Changes of migration index in dependancy on ClAlPcS2 concentration and irradiation doses
Changes of migration index in dependancy on ZnPcS2 concentration and irradiation doses
The optimal combination of phototoxic concentration and laser irradiation of wavelenght 670 nm was 0.02mg/ml (ClAlPcS2) at dose of 300 J/cm2 and 0.01 mg/ml (ZnPcS2) at dose of 200 J/cm2. The statistic evaluation of results was based on analyses of the variance at twice sorting. Significant influence of the levels of irradiation doses to folowed quantity (p < 0.05) was proved. Analysis of the variance was completed by Duncan test.
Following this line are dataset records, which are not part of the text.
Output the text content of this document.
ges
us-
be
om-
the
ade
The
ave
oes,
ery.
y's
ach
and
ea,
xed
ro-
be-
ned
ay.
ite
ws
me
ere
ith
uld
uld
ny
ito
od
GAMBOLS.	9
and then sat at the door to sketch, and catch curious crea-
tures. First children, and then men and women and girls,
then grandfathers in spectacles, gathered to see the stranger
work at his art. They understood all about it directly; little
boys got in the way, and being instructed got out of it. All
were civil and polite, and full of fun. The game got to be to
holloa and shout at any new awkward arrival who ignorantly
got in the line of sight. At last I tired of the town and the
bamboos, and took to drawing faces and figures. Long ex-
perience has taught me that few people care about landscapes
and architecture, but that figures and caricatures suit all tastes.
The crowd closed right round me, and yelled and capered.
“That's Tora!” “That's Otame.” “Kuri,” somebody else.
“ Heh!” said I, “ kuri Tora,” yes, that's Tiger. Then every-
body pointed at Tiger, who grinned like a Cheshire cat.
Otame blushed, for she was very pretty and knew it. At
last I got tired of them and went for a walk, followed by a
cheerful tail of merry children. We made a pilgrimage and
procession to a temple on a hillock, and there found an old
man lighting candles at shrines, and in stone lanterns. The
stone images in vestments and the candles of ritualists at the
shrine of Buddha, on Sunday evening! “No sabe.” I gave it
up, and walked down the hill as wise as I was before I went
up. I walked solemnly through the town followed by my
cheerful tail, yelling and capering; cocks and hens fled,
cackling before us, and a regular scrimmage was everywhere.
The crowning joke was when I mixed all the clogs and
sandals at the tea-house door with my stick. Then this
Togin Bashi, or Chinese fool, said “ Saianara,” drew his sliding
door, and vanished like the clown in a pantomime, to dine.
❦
Phototoxicity of ClAlPcS2 and ZnPcS2 photosensitizers for B 16 melanoma cellS
Twice washed tripsinized melanoma B 16 cells were divided in amount 104 to each well and filled in RPMI with 10% FCS in total volume 0.1 mg/ml. After 24 hours of cultivation at 37 oC in 5% CO2 the fotosensitizer was added. Finally the photosensitizers concentration (ClAlPcS or ZnPc) was mixed from 0.005 m g/ml to 0.3 mg/ml in total volume 0.15 ml. Melanoma B 16 cells in mixture with photosensitizers were cultivated for 3 hours. Then the cells were irradiated by laser of wavelenght 670 nm at dose from 100 J/cm2 to 400 J/cm2. Morphological state of the melanoma B16 cells has been observed during next cultivation in inversion fluorescence microscope Olympus IX 70. Vitality of B16 cells was evaluated 24 hours after irradiation.
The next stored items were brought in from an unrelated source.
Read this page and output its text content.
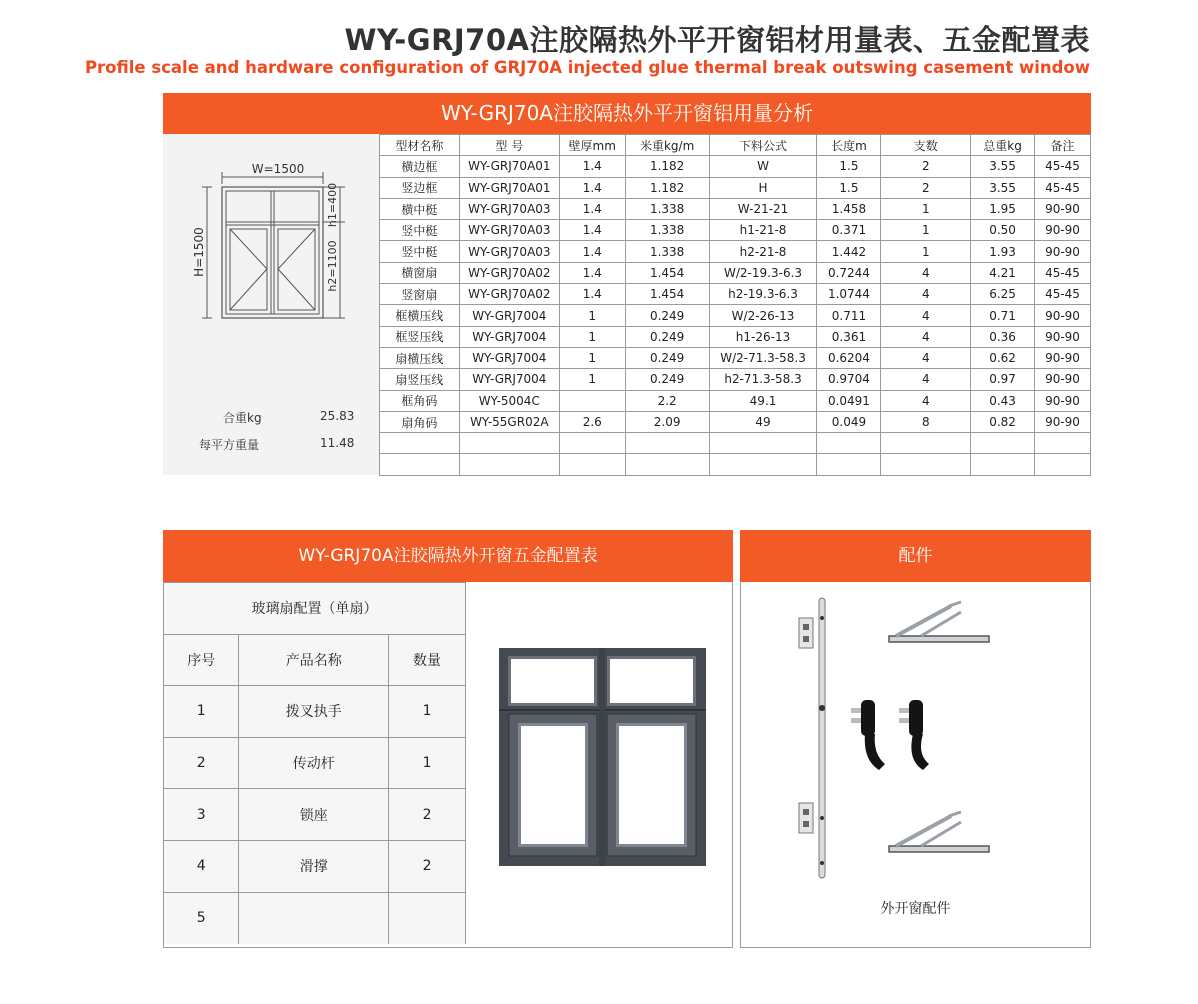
WY-GRJ70A注胶隔热外平开窗铝材用量表、五金配置表
Profile scale and hardware configuration of GRJ70A injected glue thermal break outswing casement window
WY-GRJ70A注胶隔热外平开窗铝用量分析
W=1500
H=1500
h1=400
h2=1100
合重kg	25.83
每平方重量	11.48
型材名称	型 号	壁厚mm	米重kg/m	下料公式	长度m	支数	总重kg	备注
横边框	WY-GRJ70A01	1.4	1.182	W	1.5	2	3.55	45-45
竖边框	WY-GRJ70A01	1.4	1.182	H	1.5	2	3.55	45-45
横中梃	WY-GRJ70A03	1.4	1.338	W-21-21	1.458	1	1.95	90-90
竖中梃	WY-GRJ70A03	1.4	1.338	h1-21-8	0.371	1	0.50	90-90
竖中梃	WY-GRJ70A03	1.4	1.338	h2-21-8	1.442	1	1.93	90-90
横窗扇	WY-GRJ70A02	1.4	1.454	W/2-19.3-6.3	0.7244	4	4.21	45-45
竖窗扇	WY-GRJ70A02	1.4	1.454	h2-19.3-6.3	1.0744	4	6.25	45-45
框横压线	WY-GRJ7004	1	0.249	W/2-26-13	0.711	4	0.71	90-90
框竖压线	WY-GRJ7004	1	0.249	h1-26-13	0.361	4	0.36	90-90
扇横压线	WY-GRJ7004	1	0.249	W/2-71.3-58.3	0.6204	4	0.62	90-90
扇竖压线	WY-GRJ7004	1	0.249	h2-71.3-58.3	0.9704	4	0.97	90-90
框角码	WY-5004C		2.2	49.1	0.0491	4	0.43	90-90
扇角码	WY-55GR02A	2.6	2.09	49	0.049	8	0.82	90-90

WY-GRJ70A注胶隔热外开窗五金配置表
玻璃扇配置（单扇）		
序号	产品名称	数量
1	拨叉执手	1
2	传动杆	1
3	锁座	2
4	滑撑	2
5		
配件
外开窗配件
The optimal phototoxic effect on B16 melanoma at 9 m g/ml ZnPcS2 in combination with laser irradiation 100 J/cm2 was observed. This concentration and dose killed all melanoma B16 cells.
Conclusion
Phthalocyanines represent a new generation of substances for photodynamic treatment of tumors. To find optimal therapeutic doses for i. v. or local application, it was necessary to test the maximum non-toxic concentration and minimum phototoxic level relate to laser irradiation in different model systems. As a standard testing system for definition of the in vitro cytotoxicity and phototoxicity, splenocytes obtained from rabbit spleen fragments and B16 pigmented melanoma were chosen. The highest non-toxic concentrations of ClAlPcS2 and ZnPc on splenocytes were 0.5 mg/ml and 0.2 mg/ml respectively. The optimal combination of phototoxic concentration and laser irradiation of wavelenght 670 nm was 0.02mg/ml (ClAlPcS2) at dose 300 J/cm2 and 0.01 mg/ml (ZnPc) at dose 200 J/cm2.
The optimal phototoxic effect on B16 melanoma was observed 0.009 mg/ml ZnPc in combination with laser irradiation 100 J/cm2. This concentration and dose killed all B16 melanoma cells. The mechanism of the cells dead is further studied.